Not infrequently do we find projections
about a so-called "post-human" society modeled on
fantastic themes, taking their cues more from popular films
like Robocop or Terminator than from real science.
Meanwhile,
"serious" scientists, authors, and researchers at major universities
and corporations fantasize about a cyberfuture that stretches beyond existing
evidence. They leapfrog over necessary proofs for evolution, artificial intelligence,
and artificial life, which they assume will be resolved. They take it for granted
that man will discover the secret of creating life and even escaping death. Conquering
death Indeed, theorists of the future have left the sci-fi
fringe and gone mainstream.
Wired magazine's founding editor,
Kevin Kelly, writes in his book Out of Control about
alternative life in a neo-biological civilization that includes
other lives which "are artifacts of humans rather than
nature, we call them artificial life; but they are as real
as we are."3
Hans
Morevec of Carnegie Mellon University maintains that human immortality will be
assured by downloading one's consciousness on diskette.

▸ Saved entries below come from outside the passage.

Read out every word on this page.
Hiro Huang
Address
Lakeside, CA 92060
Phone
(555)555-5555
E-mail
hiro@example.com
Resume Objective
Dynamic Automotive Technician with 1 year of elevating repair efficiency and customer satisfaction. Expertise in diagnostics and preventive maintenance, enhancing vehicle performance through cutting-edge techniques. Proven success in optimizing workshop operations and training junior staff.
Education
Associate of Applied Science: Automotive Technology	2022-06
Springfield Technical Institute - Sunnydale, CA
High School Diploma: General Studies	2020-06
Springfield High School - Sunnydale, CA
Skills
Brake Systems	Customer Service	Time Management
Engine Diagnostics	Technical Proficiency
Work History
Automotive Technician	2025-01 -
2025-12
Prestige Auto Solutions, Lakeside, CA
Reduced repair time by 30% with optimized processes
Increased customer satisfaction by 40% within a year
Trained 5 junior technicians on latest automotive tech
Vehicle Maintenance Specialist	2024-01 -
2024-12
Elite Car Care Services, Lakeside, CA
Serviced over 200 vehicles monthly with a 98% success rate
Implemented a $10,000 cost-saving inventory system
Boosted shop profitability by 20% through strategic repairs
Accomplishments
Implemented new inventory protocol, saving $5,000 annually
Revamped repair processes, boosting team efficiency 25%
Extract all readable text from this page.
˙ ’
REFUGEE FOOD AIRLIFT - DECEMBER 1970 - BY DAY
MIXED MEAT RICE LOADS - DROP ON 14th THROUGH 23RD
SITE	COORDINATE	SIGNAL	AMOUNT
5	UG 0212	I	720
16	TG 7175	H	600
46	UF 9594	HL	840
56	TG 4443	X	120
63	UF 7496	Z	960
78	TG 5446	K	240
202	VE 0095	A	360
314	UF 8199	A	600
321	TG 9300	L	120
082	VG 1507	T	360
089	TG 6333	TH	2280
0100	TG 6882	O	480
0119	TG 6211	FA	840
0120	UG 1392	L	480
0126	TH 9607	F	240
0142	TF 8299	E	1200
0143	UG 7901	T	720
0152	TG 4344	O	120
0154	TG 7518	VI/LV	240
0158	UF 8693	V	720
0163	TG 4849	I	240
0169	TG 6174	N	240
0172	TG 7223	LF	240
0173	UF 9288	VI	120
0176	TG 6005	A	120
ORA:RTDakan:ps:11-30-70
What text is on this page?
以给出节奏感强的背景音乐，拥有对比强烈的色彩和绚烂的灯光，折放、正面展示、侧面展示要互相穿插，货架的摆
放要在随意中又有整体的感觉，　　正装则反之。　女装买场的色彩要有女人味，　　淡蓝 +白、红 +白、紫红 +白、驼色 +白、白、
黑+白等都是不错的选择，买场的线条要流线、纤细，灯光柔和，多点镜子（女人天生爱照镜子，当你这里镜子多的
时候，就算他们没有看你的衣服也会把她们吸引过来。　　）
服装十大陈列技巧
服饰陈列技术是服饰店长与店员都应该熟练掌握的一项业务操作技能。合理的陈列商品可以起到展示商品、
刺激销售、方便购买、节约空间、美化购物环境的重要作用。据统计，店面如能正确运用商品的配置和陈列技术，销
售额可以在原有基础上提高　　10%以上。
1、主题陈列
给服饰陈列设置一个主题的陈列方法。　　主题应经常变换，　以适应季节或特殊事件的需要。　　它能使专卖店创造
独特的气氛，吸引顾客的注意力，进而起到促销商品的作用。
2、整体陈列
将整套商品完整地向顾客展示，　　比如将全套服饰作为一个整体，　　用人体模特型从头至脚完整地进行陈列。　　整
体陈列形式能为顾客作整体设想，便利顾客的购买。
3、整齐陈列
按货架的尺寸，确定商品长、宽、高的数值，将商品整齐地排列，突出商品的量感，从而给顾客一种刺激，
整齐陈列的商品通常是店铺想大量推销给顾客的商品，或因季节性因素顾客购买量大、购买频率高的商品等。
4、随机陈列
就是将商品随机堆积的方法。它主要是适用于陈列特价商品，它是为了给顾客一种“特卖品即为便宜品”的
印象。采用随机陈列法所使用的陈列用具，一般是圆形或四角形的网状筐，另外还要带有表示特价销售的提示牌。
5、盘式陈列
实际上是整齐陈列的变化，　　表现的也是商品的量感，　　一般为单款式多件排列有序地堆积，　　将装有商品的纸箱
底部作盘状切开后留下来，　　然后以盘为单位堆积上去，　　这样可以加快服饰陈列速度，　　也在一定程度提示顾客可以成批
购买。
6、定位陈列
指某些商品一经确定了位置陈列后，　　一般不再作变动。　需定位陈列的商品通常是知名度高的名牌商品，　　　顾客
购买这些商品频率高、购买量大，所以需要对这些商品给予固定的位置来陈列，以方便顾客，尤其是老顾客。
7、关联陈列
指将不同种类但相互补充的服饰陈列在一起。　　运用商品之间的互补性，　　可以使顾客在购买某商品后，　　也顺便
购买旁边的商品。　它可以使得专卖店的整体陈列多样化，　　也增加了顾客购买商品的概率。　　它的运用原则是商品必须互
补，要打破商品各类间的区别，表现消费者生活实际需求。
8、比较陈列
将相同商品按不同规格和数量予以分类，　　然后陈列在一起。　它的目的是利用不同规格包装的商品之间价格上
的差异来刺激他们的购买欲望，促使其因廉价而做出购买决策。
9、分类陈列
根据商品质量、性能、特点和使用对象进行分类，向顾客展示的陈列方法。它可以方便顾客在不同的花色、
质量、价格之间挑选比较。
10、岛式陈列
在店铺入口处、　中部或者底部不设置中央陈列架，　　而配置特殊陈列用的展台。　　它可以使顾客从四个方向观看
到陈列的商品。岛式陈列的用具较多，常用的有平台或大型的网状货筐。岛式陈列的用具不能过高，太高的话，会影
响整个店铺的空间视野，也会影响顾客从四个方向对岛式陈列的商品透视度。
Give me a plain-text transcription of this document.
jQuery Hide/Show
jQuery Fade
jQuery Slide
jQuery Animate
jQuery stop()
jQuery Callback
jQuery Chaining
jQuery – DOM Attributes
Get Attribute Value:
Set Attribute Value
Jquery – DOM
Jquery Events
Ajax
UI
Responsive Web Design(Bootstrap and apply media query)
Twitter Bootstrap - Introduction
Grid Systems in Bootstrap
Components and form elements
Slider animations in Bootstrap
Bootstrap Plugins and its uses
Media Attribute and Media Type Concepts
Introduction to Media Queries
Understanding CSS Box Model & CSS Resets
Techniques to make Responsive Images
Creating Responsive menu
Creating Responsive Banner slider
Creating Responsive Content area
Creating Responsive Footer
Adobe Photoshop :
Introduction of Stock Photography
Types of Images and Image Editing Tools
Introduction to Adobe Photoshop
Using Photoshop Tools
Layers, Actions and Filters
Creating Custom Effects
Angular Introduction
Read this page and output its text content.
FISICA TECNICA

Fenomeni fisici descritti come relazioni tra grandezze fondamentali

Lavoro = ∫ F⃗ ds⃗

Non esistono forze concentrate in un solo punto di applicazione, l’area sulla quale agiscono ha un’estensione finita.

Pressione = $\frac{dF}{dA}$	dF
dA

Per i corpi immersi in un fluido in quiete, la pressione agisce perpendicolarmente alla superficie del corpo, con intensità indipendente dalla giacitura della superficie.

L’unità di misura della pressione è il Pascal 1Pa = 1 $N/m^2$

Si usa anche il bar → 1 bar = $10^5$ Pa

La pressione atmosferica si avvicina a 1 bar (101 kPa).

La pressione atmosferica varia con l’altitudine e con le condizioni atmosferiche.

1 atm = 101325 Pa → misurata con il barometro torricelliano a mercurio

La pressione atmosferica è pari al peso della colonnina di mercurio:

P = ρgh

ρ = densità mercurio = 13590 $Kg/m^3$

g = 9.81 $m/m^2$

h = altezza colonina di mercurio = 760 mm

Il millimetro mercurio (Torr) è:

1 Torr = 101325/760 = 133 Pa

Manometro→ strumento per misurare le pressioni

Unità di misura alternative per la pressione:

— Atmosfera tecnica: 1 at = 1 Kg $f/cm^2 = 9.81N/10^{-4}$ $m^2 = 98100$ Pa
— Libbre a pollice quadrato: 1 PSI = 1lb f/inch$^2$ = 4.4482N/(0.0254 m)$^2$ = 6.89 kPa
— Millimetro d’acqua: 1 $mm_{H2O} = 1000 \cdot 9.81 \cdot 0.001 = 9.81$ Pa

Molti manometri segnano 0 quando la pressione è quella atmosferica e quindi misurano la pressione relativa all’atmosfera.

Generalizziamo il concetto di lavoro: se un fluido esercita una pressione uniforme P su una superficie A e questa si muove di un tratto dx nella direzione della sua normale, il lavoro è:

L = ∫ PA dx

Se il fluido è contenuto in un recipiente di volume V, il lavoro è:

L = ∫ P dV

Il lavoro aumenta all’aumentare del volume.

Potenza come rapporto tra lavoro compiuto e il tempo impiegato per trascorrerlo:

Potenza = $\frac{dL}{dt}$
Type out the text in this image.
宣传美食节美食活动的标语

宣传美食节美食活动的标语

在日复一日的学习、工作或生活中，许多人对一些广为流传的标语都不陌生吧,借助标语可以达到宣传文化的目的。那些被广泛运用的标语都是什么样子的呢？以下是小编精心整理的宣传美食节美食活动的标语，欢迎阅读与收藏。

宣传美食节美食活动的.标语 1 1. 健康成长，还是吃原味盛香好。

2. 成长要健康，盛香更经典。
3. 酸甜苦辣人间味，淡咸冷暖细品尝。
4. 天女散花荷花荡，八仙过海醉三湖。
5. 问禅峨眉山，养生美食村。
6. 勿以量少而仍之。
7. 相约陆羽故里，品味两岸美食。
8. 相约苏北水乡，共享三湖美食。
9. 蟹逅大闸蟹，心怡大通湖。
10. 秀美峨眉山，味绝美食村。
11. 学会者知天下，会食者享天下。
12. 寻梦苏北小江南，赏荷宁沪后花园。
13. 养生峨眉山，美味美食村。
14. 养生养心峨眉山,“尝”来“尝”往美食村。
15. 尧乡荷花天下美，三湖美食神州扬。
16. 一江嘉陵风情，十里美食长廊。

One thousand years later,
one may put the diskette in a machine and start oneself up again.4
What about evolutionary biologist Gregory
Paul and Fortune 500 consultant Earl Cox? In their book Beyond
Humanity: Cyber-Evolution and Future Minds the co-authors
write: "As it becomes increasingly apparent that SciTeeh
is going to become increasingly powerful and godlike, the
possibility of and the need for a great supernatural deity
becomes ever more remote. The Extraordinary Future promises
to render faith irrelevant and actually counterproductive
because those who choose to hope for immortality via god(s)
may miss the real thing."5
Death
comes to all The postmodernists' meditation on death is
not to meditate upon it at all. Like FM-2030, they commit the folly of suspending
such considerations in liquid nitrogen, vainly waiting for science to resolve
the age-old problem of death. Yet death refuses to cooperate.
Amid the delirious speculations about the future only one thing remains certain. To
paraphrase Saint Alphonsus: "The sentence of death has been written against
all men, even postmodern men: thou art postmodern; thou must die."